Nasrudin berkata, “aku bisa dengan mudah membangun rumah tersebut. Namun, aku takut nanti setelah kau kubuatkan rumah, ayahmu, ibumu, dan bahkan seluruh keluargamu akan memintaku membangunkan rumah juga. Sudahlah, satu rumah cukup untuk kita berdua.”

Kode Rahasia dalam Kisah Membuat Rumah di Surga
Sekilas, kisah ini menyindir wanita yang selalu memiliki keinginan banyak dan ingin semua keluarganya bahagia seperti dirinya. Wanita juga sering menuntut suaminya berlebihan yang dalam hal ini digambarkan dalam sosok istri yang meminta Nasrudin menambah jatah “membuat rumah di surga”.

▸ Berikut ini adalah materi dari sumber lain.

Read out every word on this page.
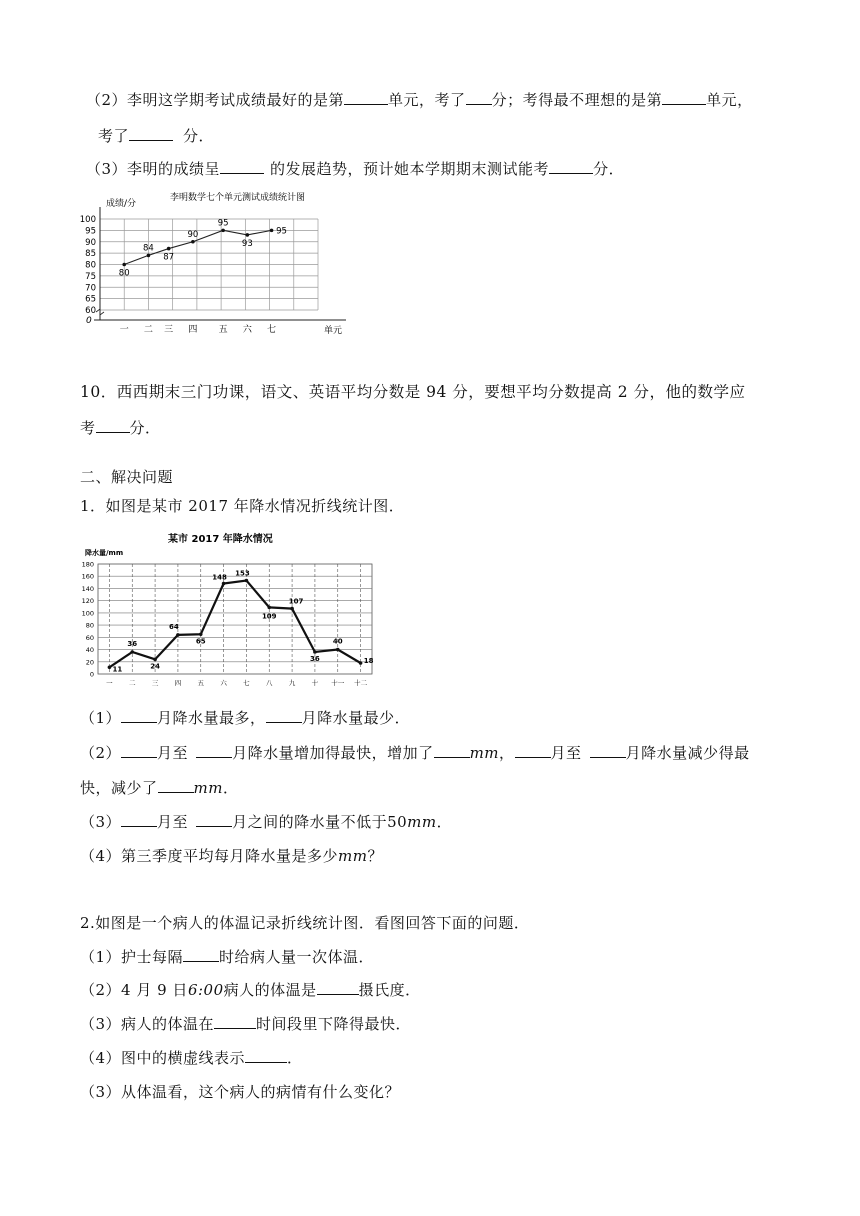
（2）李明这学期考试成绩最好的是第	单元，考了 分；考得最不理想的是第	单元，
考了	分．
（3）李明的成绩呈	的发展趋势，预计她本学期期末测试能考	分．
李明数学七个单元测试成绩统计图
成绩/分
100
95
90
85
80
75
70
65
60
0
一 二 三 四 五 六 七
80
84
87
90
95
93
95
单元
10．西西期末三门功课，语文、英语平均分数是 94 分，要想平均分数提高 2 分，他的数学应
考 分．
二、解决问题
1．如图是某市 2017 年降水情况折线统计图．
某市 2017 年降水情况
降水量/mm
180
160
140
120
100
80
60
40
20
0
一	二	三	四	五	六	七	八	九	十 十一 十二
11
36
24
64
65
148
153
109
107
36
40
18
（1） 月降水量最多， 月降水量最少．
（2） 月至	月降水量增加得最快，增加了 mm， 月至	月降水量减少得最
快，减少了 mm．
（3） 月至	月之间的降水量不低于50mm．
（4）第三季度平均每月降水量是多少mm？
2.如图是一个病人的体温记录折线统计图．看图回答下面的问题．
（1）护士每隔 时给病人量一次体温．
（2）4 月 9 日6:00病人的体温是	摄氏度．
（3）病人的体温在	时间段里下降得最快．
（4）图中的横虚线表示	．
（3）从体温看，这个病人的病情有什么变化？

Jika dikaitkan lebih jauh, sebenarnya tindakan Nasrudin untuk tidak mengalah ini “bertentangan” dengan konsekuensi laki-laki ketika menikah. Terdapat aforisma, “jika seorang suami tidak bahagia dalam rumah tangganya, hal tersebut sama sekali bukan tanggung-jawab istrinya. Sebaliknya, kebahagiaan istri dan anak adalah tanggung-jawab mutlak sang suami”.

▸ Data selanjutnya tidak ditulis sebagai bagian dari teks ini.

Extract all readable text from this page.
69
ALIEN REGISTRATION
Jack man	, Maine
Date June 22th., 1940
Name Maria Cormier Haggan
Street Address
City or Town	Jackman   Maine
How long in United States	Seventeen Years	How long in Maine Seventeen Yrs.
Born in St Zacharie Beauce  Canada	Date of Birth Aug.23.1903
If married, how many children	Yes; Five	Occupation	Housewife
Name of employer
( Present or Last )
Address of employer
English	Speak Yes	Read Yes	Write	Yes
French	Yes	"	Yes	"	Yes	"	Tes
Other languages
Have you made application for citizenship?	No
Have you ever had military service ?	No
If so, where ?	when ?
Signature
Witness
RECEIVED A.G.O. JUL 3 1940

“Keharusan” suami untuk “mengalah” atau “menomorduakan urusannya” dapat dilihat dari perbandingan dengan peristiwa Adam memakan buah khuldi yang kelak menurunkannya dari surga. Ketika Adam diturunkan, ia tidak meminta apapun. Adam mencukupkan kesalahan pada dirinya sendiri. Tidak juga ia berbalik menyalahkan Iblis. Adam malah memilih berdoa, “Ya Tuhan kami, kami telah menganiaya diri kami sendiri, dan jika Engkau tidak mengampuni kami dan memberi rahmat kepada kami, niscaya pastilah kami termasuk orang-orang yang merugi.” (Q.S. 7:23). Dapat disebutkan bahwa Adam menampilkan kesetiaan, ke-mengalah-an yang dibebankan kepada lelaki. Kesetiaan terlihat ketika seseorang mau menampung derita orang lain dan masih mempertahankan cintanya kepada orang tersebut.

Jika dibandingkan, rasa keakuan dan kepemilikan perempuan lebih besar daripada laki-laki. Fungsi pernikahan adalah untuk menekan keakuan laki-laki; sekaligus menekan rasa kepemilikan perempuan.

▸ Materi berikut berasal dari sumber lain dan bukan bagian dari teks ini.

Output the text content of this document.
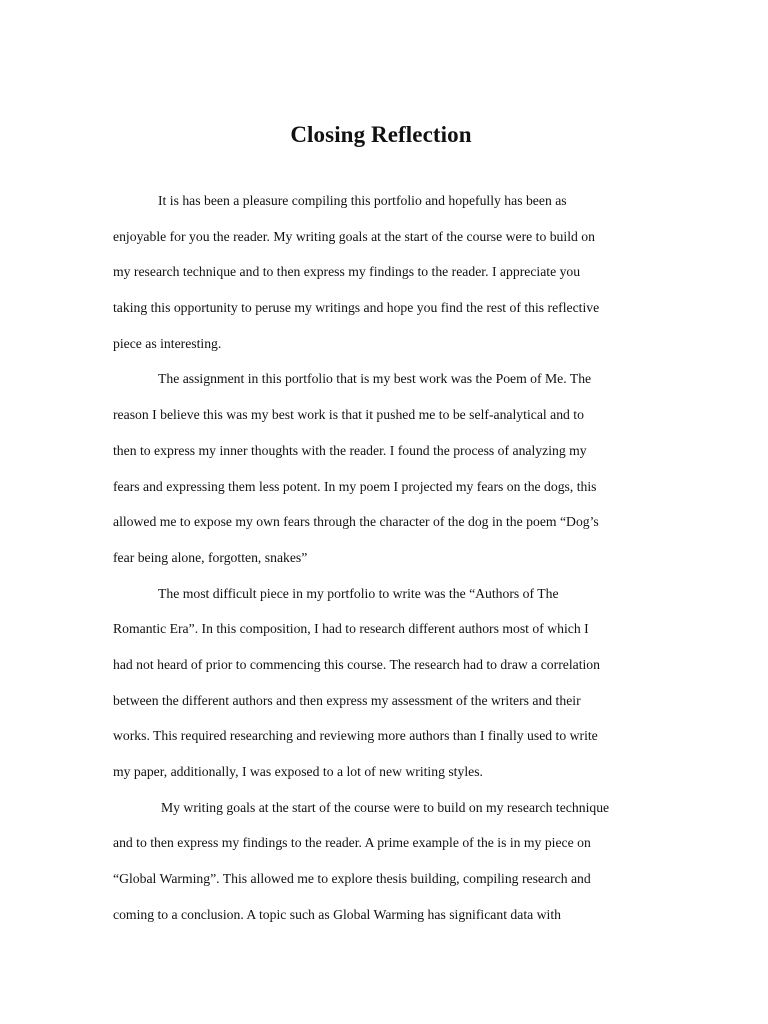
Closing Reflection
It is has been a pleasure compiling this portfolio and hopefully has been as
enjoyable for you the reader. My writing goals at the start of the course were to build on
my research technique and to then express my findings to the reader. I appreciate you
taking this opportunity to peruse my writings and hope you find the rest of this reflective
piece as interesting.
The assignment in this portfolio that is my best work was the Poem of Me. The
reason I believe this was my best work is that it pushed me to be self-analytical and to
then to express my inner thoughts with the reader. I found the process of analyzing my
fears and expressing them less potent. In my poem I projected my fears on the dogs, this
allowed me to expose my own fears through the character of the dog in the poem “Dog’s
fear being alone, forgotten, snakes”
The most difficult piece in my portfolio to write was the “Authors of The
Romantic Era”. In this composition, I had to research different authors most of which I
had not heard of prior to commencing this course. The research had to draw a correlation
between the different authors and then express my assessment of the writers and their
works. This required researching and reviewing more authors than I finally used to write
my paper, additionally, I was exposed to a lot of new writing styles.
My writing goals at the start of the course were to build on my research technique
and to then express my findings to the reader. A prime example of the is in my piece on
“Global Warming”. This allowed me to explore thesis building, compiling research and
coming to a conclusion. A topic such as Global Warming has significant data with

Dalam konteks kisah Nasrudin di atas, sikap mengalah laki-laki tersebut berada dalam kadar yang tepat. Nasrudin menyanggupi ajakan istrinya “membuat rumah di surga”. Tapi, mengalah ada batasnya juga. Setelah mengalah, Nasrudin juga menyadarkan istrinya untuk “tidak terlalu memanfaatkan barang paling berharga dalam hidup sang istri”.